Tudo isso, meus amigos, ainda acredito, só muito lentamente mudará.
Eu vacilei em não ter anotado a placa do infeliz racista do meu episódio
e a esta hora aplicar-lhe o um corretivo, um processo, uma pena que o
fizesse melhorar e ou reparar de algum moído o seu erro, sua ofensa a
mim e a minha sobrinha naquela noite de natal. Mas não o fiz. Fiquei
assustada, custei a entender. Porque toda vez que dou de cara, nestes
modernos virtuais tempos, com um agressor insano assim, seja ele
corrupto, pedófilo, assassino, ladrão, facista, enfim o monstro humano,
com a fera escondida mostrando as garras sem pensamento que o detenha.
Tremo. E sou obrigada a citar meu Gilberto Gil, tempo ó tempo rei ó
tempo rei, transformai as velhas formas de viver, me ensinai, ó pai, o
que eu ainda não sei.
Por outro lado, estamos perdidos entre preconceitos e contradições. O
homem que agride, rouba ou mata pode-se dizer padre, pastor, cristão. O
homem que brada contra negros ou negras, muitas vezes se sente por
estes atraídos e cria dentro de si uma guerra invertida que nascera do
enrustimento desse tesão. Outros, bradam contra homossexuais, “mulheres
lésbicas, Deus me livre, nem pensar. Se for filha minha, eu prefiro
morrer”. No entanto, este mesmo indivíduo pode estar voltando de um
motel onde “brincou” com duas mulheres na cama. Isso significa que lá no
motel, ele sozinho com elas, sem ninguém ver, lá pode? Lá não são duas
mulheres se beijando? Ora, eu sei que esse assunto é cabeludo e que
mexe, que abala o muro protetor dos pensamentos que queremos esconder.
Mas para isso escrevo. Para mostrar o que se pretende que ninguém veja.

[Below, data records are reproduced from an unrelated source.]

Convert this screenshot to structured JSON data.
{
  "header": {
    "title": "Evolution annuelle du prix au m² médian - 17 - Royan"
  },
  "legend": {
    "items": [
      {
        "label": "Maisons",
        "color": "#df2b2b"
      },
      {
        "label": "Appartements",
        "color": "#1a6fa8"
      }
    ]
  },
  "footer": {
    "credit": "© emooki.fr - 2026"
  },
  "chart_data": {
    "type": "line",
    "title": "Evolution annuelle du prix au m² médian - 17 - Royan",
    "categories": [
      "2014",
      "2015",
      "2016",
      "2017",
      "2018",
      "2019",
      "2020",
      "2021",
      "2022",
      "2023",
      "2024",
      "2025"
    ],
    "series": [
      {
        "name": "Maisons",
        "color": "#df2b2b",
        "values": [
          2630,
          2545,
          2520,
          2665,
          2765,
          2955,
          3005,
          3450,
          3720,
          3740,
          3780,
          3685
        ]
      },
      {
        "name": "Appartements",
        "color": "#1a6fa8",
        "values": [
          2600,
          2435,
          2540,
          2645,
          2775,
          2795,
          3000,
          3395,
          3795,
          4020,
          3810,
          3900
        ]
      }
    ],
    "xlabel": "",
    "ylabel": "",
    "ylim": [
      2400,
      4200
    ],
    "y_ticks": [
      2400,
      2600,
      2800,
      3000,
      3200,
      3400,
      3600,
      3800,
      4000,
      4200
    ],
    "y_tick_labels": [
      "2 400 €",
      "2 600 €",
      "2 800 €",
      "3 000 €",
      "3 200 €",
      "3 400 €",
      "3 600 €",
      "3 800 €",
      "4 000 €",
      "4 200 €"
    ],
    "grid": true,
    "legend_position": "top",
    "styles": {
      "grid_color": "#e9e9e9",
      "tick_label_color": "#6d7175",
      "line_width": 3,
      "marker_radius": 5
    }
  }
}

Abramos os nossos olhos. Pensemos o que realmente nos incomoda no fato
do outro ser preto, branco, gay ou não. Por que será que um beijo entre
pessoas do mesmo sexo ofende a ponto de chamar ao palco a fera? Porque
será que insulta alguém ver dois homens abraçados, a ponto de
machucá-los e matá-los? O que será que faz com que a TV brasileira ache
feio ver seu povo nela? Aí, a ficção enche a Bahia de Jorge Amado de
brancos, dizendo que a Bahia tem todo aquele encanto, só que sem os
pretos que são os que geram grande parte desses encantos, que o próprio
autor descreveu. Parece que estou misturando os assuntos, mas não, tudo
isto é farinha do mesmo saco. Tudo que negamos não deixa de existir
porque negamos. A civilização que tanta propaganda faz de iogurtes e
laxativos é a mesma que nos educa para a prisão de ventre: omita,
guarde, enfeze-se, trave-se, esconda-se, siga a moda de roupa,
pensamento e comportamento e tente ser feliz. Diante dessa armadilha que
preparamos para nós, salvar-se-ão aqueles que criativos tiverem a
coragem de mudar o rebolado do pensamento de serem originais, de dizer o
que pensam. Eu digo: Meu pensamento sabe rebolar. Eu sou neguinha!